Est-ce le fait de se prénommer Modeste qui a précipité dans l’oubli le compositeur liégeois André Ernest Modeste Grétry ? Il y a surtout que né en 1741 et mort en 1813, il s’est trouvé à la fin d’un monde vermoulu sans avoir la possibilité d’en accoucher un nouveau… Cette rentrée marque son grand retour, d’abord à Versailles où le Centre de musique baroque lui consacre ses « Grandes Journées » cet automne en présentant notamment L’Amant jaloux avant la salle Favart en mars 2010. Mais dès le week-end dernier, celui du patrimoine, c’est l’abbaye de Royaumont qui contribuait à cette redécouverte de Grétry avec Zémire et Azor donné dans le réfectoire des moines par l’Unité scénique de la Fondation Royaumont. Ce spectacle viendra lui aussi à l’Opéra Comique, les 16 et 18 mars prochains.
L’abbaye de Royaumont tient donc lieu désormais de laboratoire lyrique en ressuscitant des opéras oubliés. Tel fut le cas voici deux ans pour Cadmus et Hermione de Lully coproduit déjà avec la salle Favart.
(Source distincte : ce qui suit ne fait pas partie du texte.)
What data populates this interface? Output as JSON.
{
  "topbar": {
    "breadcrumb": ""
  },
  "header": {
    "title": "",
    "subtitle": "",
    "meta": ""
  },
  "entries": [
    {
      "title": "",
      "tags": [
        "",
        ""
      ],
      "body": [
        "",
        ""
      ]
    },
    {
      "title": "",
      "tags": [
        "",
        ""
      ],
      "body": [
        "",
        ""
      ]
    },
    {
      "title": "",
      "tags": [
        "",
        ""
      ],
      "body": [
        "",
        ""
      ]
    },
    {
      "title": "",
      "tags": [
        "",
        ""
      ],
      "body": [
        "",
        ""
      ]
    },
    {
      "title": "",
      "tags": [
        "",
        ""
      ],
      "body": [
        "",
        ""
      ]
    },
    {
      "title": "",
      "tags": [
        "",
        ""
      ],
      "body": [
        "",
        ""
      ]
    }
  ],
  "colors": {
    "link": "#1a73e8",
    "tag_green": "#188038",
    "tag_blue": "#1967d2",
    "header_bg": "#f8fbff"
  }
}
Cette année, ce sont deux opéras comiques de Grétry qui ont été mis sur le métier, La Fausse magie interprétée par Jérôme Correas et ses Paladins, et dont la version scénique est prévue pour l’an prochain, et Zémire et Azor, tiré par Marmontel du mythe de La Belle et la Bête conté par La Fontaine et repris par Jean Cocteau dans son film éponyme. Zémire et Azor est coulé en 1771 dans le moule de l’opéra-comique le plus pur, c'est-à-dire qu’y alternent scènes parlées, airs et ensembles chantés ainsi que pièces instrumentales.
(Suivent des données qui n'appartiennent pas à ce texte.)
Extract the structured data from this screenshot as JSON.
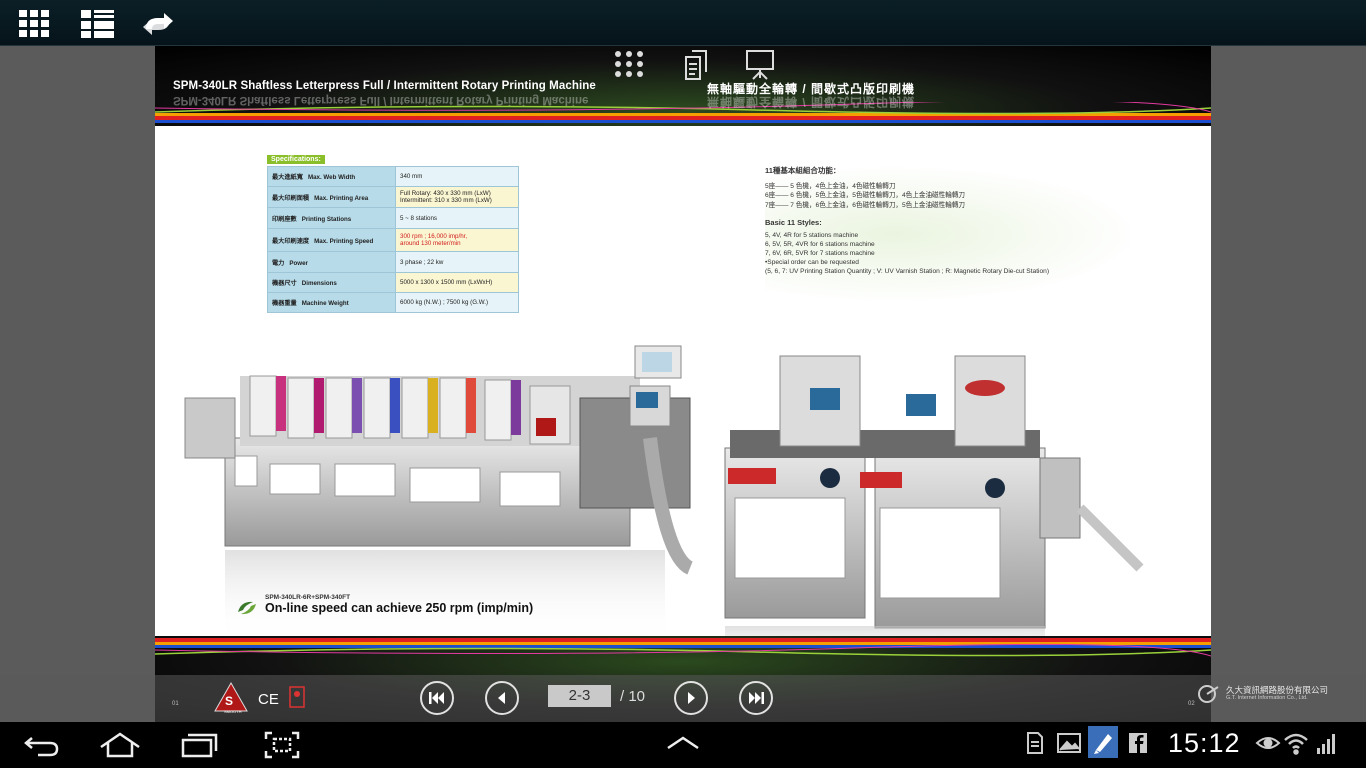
{
  "top_bar": {
    "buttons": [
      {
        "name": "thumbnail-grid-icon"
      },
      {
        "name": "list-view-icon"
      },
      {
        "name": "share-icon"
      }
    ]
  },
  "overlay_toolbar": {
    "buttons": [
      {
        "name": "grid-dots-icon"
      },
      {
        "name": "copy-pages-icon"
      },
      {
        "name": "presentation-icon"
      }
    ]
  },
  "page": {
    "header": {
      "title_en": "SPM-340LR Shaftless Letterpress Full / Intermittent Rotary Printing Machine",
      "title_zh": "無軸驅動全輪轉 / 間歇式凸版印刷機"
    },
    "specifications": {
      "tag": "Specifications:",
      "rows": [
        {
          "zh": "最大進紙寬",
          "en": "Max. Web Width",
          "value": "340 mm",
          "red": false
        },
        {
          "zh": "最大印刷面積",
          "en": "Max. Printing Area",
          "value": "Full Rotary: 430 x 330 mm (LxW)\nIntermittent: 310 x 330 mm (LxW)",
          "red": false
        },
        {
          "zh": "印刷座數",
          "en": "Printing Stations",
          "value": "5 ~ 8 stations",
          "red": false
        },
        {
          "zh": "最大印刷速度",
          "en": "Max. Printing Speed",
          "value": "300 rpm ; 16,000 imp/hr,\naround 130 meter/min",
          "red": true
        },
        {
          "zh": "電力",
          "en": "Power",
          "value": "3 phase ; 22 kw",
          "red": false
        },
        {
          "zh": "機器尺寸",
          "en": "Dimensions",
          "value": "5000 x 1300 x 1500 mm (LxWxH)",
          "red": false
        },
        {
          "zh": "機器重量",
          "en": "Machine Weight",
          "value": "6000 kg (N.W.) ; 7500 kg (G.W.)",
          "red": false
        }
      ]
    },
    "styles": {
      "title_zh": "11種基本組組合功能：",
      "zh_lines": [
        "5座—— 5 色機，4色上金油，4色磁性輪轉刀",
        "6座—— 6 色機，5色上金油，5色磁性輪轉刀，4色上金油磁性輪轉刀",
        "7座—— 7 色機，6色上金油，6色磁性輪轉刀，5色上金油磁性輪轉刀"
      ],
      "title_en": "Basic 11 Styles:",
      "en_lines": [
        "5, 4V, 4R for 5 stations machine",
        "6, 5V, 5R, 4VR for 6 stations machine",
        "7, 6V, 6R, 5VR for 7 stations machine",
        "•Special order can be requested",
        "(5, 6, 7: UV Printing Station Quantity ; V: UV Varnish Station ; R: Magnetic Rotary Die-cut Station)"
      ]
    },
    "caption": {
      "model": "SPM-340LR-6R+SPM-340FT",
      "text": "On-line speed can achieve 250 rpm (imp/min)"
    },
    "footer": {
      "page_left": "01",
      "page_right": "02",
      "logo_left": "SMOOTH",
      "ce_mark": "CE",
      "company_zh": "久大資訊網路股份有限公司",
      "company_en": "G.T. Internet Information Co., Ltd."
    }
  },
  "pager": {
    "current": "2-3",
    "total": "/ 10",
    "buttons": [
      {
        "name": "first-page-icon"
      },
      {
        "name": "prev-page-icon"
      },
      {
        "name": "next-page-icon"
      },
      {
        "name": "last-page-icon"
      }
    ]
  },
  "system_bar": {
    "clock": "15:12",
    "nav": [
      "back-icon",
      "home-icon",
      "recent-apps-icon",
      "screenshot-icon"
    ],
    "status": [
      "sd-card-icon",
      "gallery-icon",
      "edit-icon",
      "facebook-icon",
      "eye-icon",
      "wifi-icon",
      "signal-icon"
    ]
  },
  "colors": {
    "spec_key_bg": "#b7dbe9",
    "spec_value_bg": "#e6f3f8",
    "spec_alt_bg": "#fbf6d2",
    "spec_tag_bg": "#8bbf2a",
    "speed_red": "#d01c1c"
  }
}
Celles-ci sont magnifiquement défendues par le tout nouvel ensemble « Lunaisiens » fondé par deux chanteurs, le ténor Jean-François Novelli et le baryton Arnaud Marzorati. Ces dix musiciens n’ont pas leur pareil pour pointer la modernité et la beauté d’une musique qui, dégagée des pompes de la tragédie lyrique, sait traduire toute la fraîcheur des sentiments spontanés. Car la dénomination d’ « opéra-comique » ne doit pas faire illusion : on ne rit pas, car il ne s’agit nullement d’une gaudriole ou d’une farce napolitaine ressortissant à « l’opera buffa », mais bien de ce qu’on a appelé le « demi-caractère » pour désigner ces spectacles lyriques destinés à la classe bourgeoise qui venait pleurer aux « comédies larmoyantes » de Nivelle de la Chaussée. C’est de la tragédie domestique ponctuée de battements de cœur préromantiques.
Cette sensibilité nouvelle dont Gluck va s’emparer quelques années plus tard (1774) pour sa célèbre réforme parisienne de l’opéra, est déjà inscrite dans la partition de Grétry (1771). On sursaute, par exemple, lorsqu’on reconnaît les trois premières notes du fameux air « J’ai perdu mon Eurydice »… dans celui du père de Zémire : « J’ai perdu ma fille »… Cela pour dire que Grétry, défendu comme Gluck par la Reine Marie-Antoinette et ça n’est pas un hasard, n’avait rien d’un musicien passéiste ! Ce que l’orchestre et les chanteurs ont bien compris. Mais hélas, pas la metteuse en scène Alexandra Rübner, disciple d’Eugène Green, partisan du retour à la bougie et à une pseudo-prononciation « restituée » qui fait tout simplement parler les chanteurs comme des caricatures de paysans d’autrefois et dont la seule vertu est d’éloigner davantage encore ces œuvres du public d’aujourd’hui !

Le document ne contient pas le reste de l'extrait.